Tuesday, February 4, 2014

four and a half


Once in a while, I take a picture that just makes me so super happy.  This is one of them. I mean most pictures of my kids make me happy, but this, this is a special one. 

She's almost four and a half now, and very much a big girl, even though she's pretty tiny. 

A few weeks ago, I decided to try reading a chapter book with her. I loved to read out loud as a kid, and I guess I still do love it. We started Little House in the Big Woods. I figured, if she wasn't into it, we would just put it away for another time. Well, we finished it, and we finished Little House on the Prairie, and now started Farmer Boy. She loves it and it's one of those little things that makes me feel like I'm doing a good job as a momma. Mia is a little young for it, but she'll sit and listen for a little bit before moving on to something more interesting. 

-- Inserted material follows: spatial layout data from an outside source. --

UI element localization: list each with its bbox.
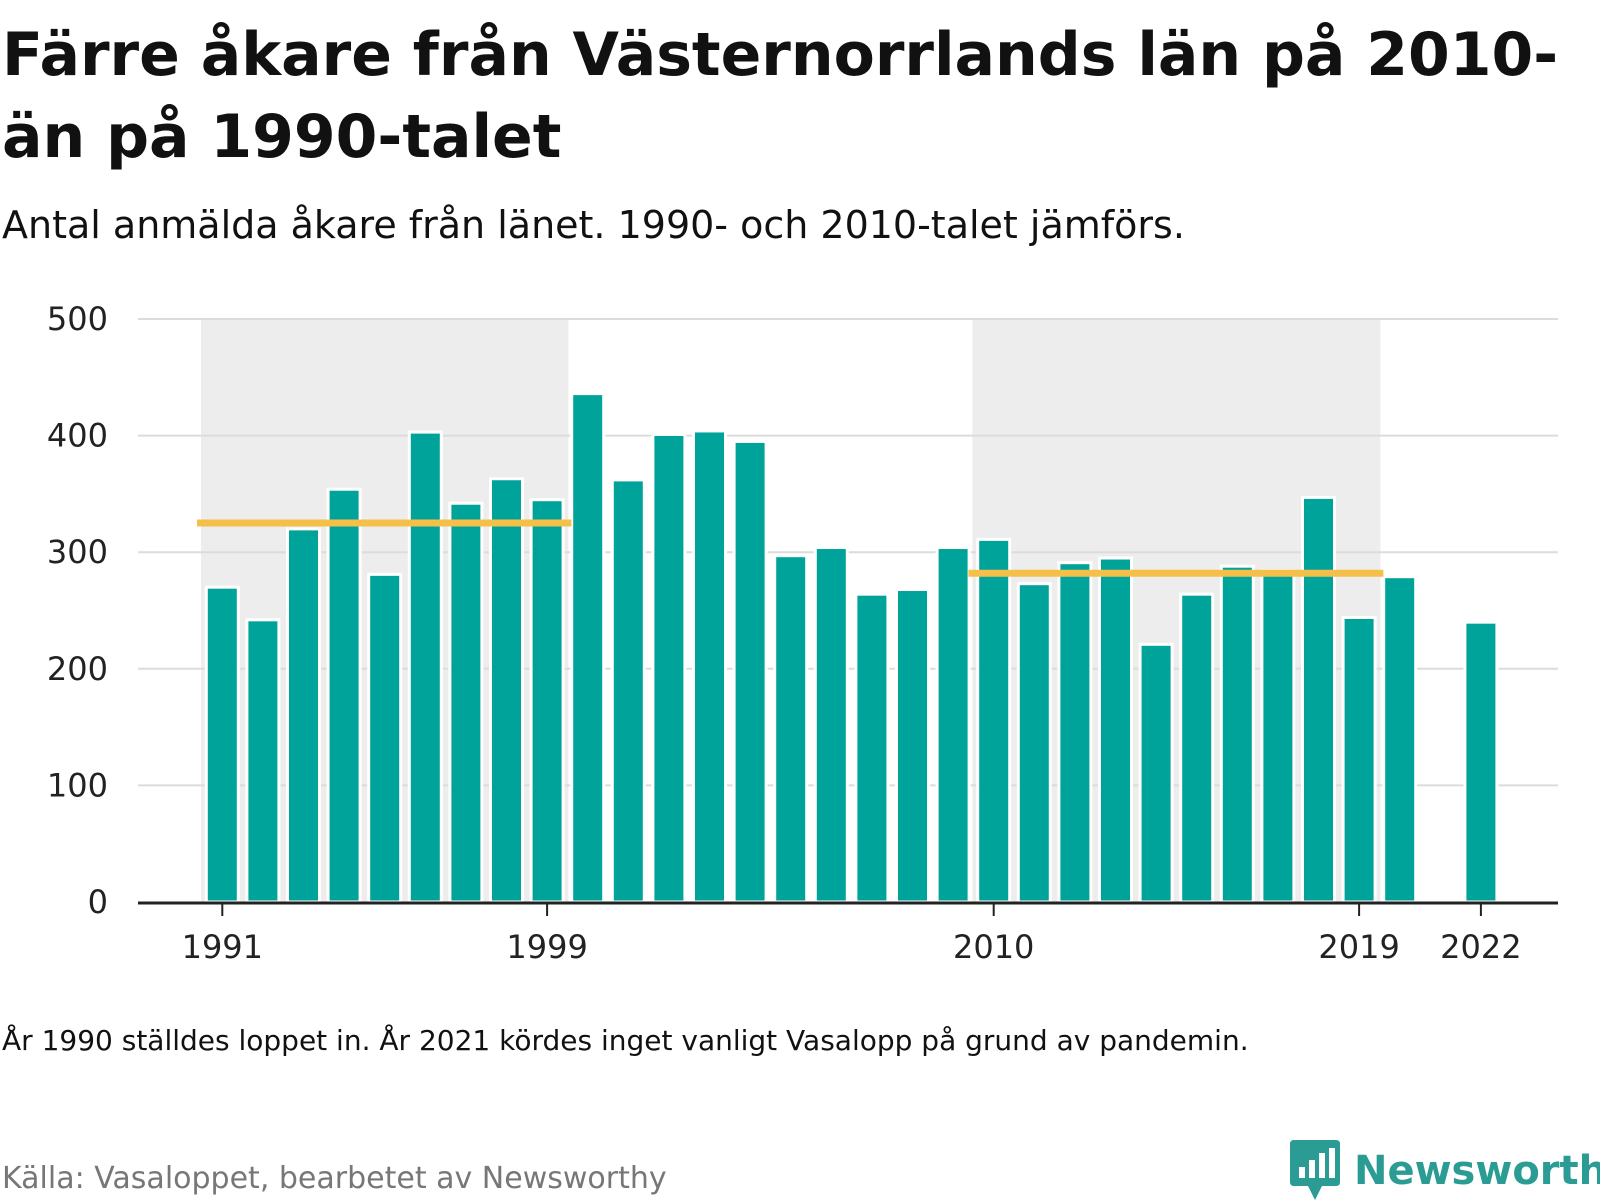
x-tick-label-1991: 1991: [182, 928, 263, 966]
y-tick-label-300: 300: [47, 533, 108, 571]
bar-1996: [407, 430, 443, 904]
y-axis-ticks: 0 100 200 300 400 500: [47, 300, 108, 921]
brand-name: Newsworthy: [1354, 1148, 1600, 1194]
chart-title: Färre åkare från Västernorrlands län på …: [2, 20, 1559, 172]
bar-1995: [367, 572, 403, 904]
bar-2007: [854, 592, 890, 904]
y-tick-label-200: 200: [47, 650, 108, 688]
chart-subtitle: Antal anmälda åkare från länet. 1990- oc…: [2, 203, 1185, 247]
y-tick-label-400: 400: [47, 417, 108, 455]
chart-note: År 1990 ställdes loppet in. År 2021 körd…: [2, 1024, 1249, 1057]
newsworthy-logo: Newsworthy: [1290, 1140, 1600, 1202]
y-tick-label-0: 0: [88, 883, 108, 921]
bars: [204, 392, 1499, 904]
y-tick-label-500: 500: [47, 300, 108, 338]
bar-2001: [610, 478, 646, 904]
bar-2014: [1138, 642, 1174, 904]
bar-2012: [1057, 561, 1093, 904]
newsworthy-logo-icon: [1290, 1140, 1340, 1200]
bar-2010: [976, 537, 1012, 904]
bar-2005: [773, 554, 809, 904]
bar-1992: [245, 618, 281, 904]
x-tick-label-2010: 2010: [953, 928, 1034, 966]
x-tick-label-2019: 2019: [1318, 928, 1399, 966]
bar-1993: [286, 527, 321, 904]
bar-2018: [1301, 495, 1336, 904]
bar-2022: [1463, 620, 1499, 904]
bar-2008: [895, 588, 930, 904]
y-tick-label-100: 100: [47, 766, 108, 804]
bar-1999: [529, 498, 565, 904]
bar-2009: [935, 546, 971, 904]
x-tick-label-2022: 2022: [1440, 928, 1521, 966]
bar-2013: [1098, 556, 1133, 904]
bar-2019: [1341, 615, 1377, 904]
bar-chart: 0 100 200 300 400 500 1991 1999 2010 2019 2022: [47, 300, 1558, 966]
bar-2016: [1219, 564, 1255, 904]
bar-2006: [813, 546, 849, 904]
source-credit: Källa: Vasaloppet, bearbetet av Newswort…: [2, 1161, 667, 1196]
bar-1997: [448, 501, 484, 904]
bar-1994: [326, 487, 362, 904]
bar-2017: [1260, 569, 1296, 904]
bar-2003: [692, 429, 727, 904]
bar-2002: [651, 432, 687, 904]
bar-2015: [1179, 592, 1215, 904]
bar-2004: [732, 439, 768, 904]
average-lines: [197, 519, 1384, 577]
bar-1998: [489, 477, 524, 904]
bar-2020: [1382, 575, 1418, 904]
x-tick-label-1999: 1999: [506, 928, 587, 966]
x-axis-ticks: 1991 1999 2010 2019 2022: [182, 903, 1522, 966]
bar-2000: [570, 392, 606, 904]
bar-1991: [204, 585, 240, 904]
bar-2011: [1016, 582, 1052, 904]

It will be a big year for her. Turning five. Starting school. My heart isn't ready for all that. Truly. It literally makes my chest ache to think of sending my baby out on her own. Maybe I'm over-protective. Maybe I'm hormonal. Maybe I'm a sentimental sap. But I'm also her momma and know her better than any other person in the world. She is tender and innocent and sweet. She is shy and timid. She is sensitive and emotional. She is a tiny me. I know how hard it can be when tears flow too easily. I know she's also smart, and friendly with other kids, and creative. And going to school will help her blossom in new ways. But I don't want her to be ruined so soon. Ruined by mean kids, by being shuffled through a system that isn't flexible to individual needs, by being forced to grow up when I know she's perfectly happy being little. 

This motherhood thing isn't for the faint of heart.

1 comment:

  1. Aw, I know it's hard, but believe me--she won't be ruined.

    No one could ruin a kid with a mama like you!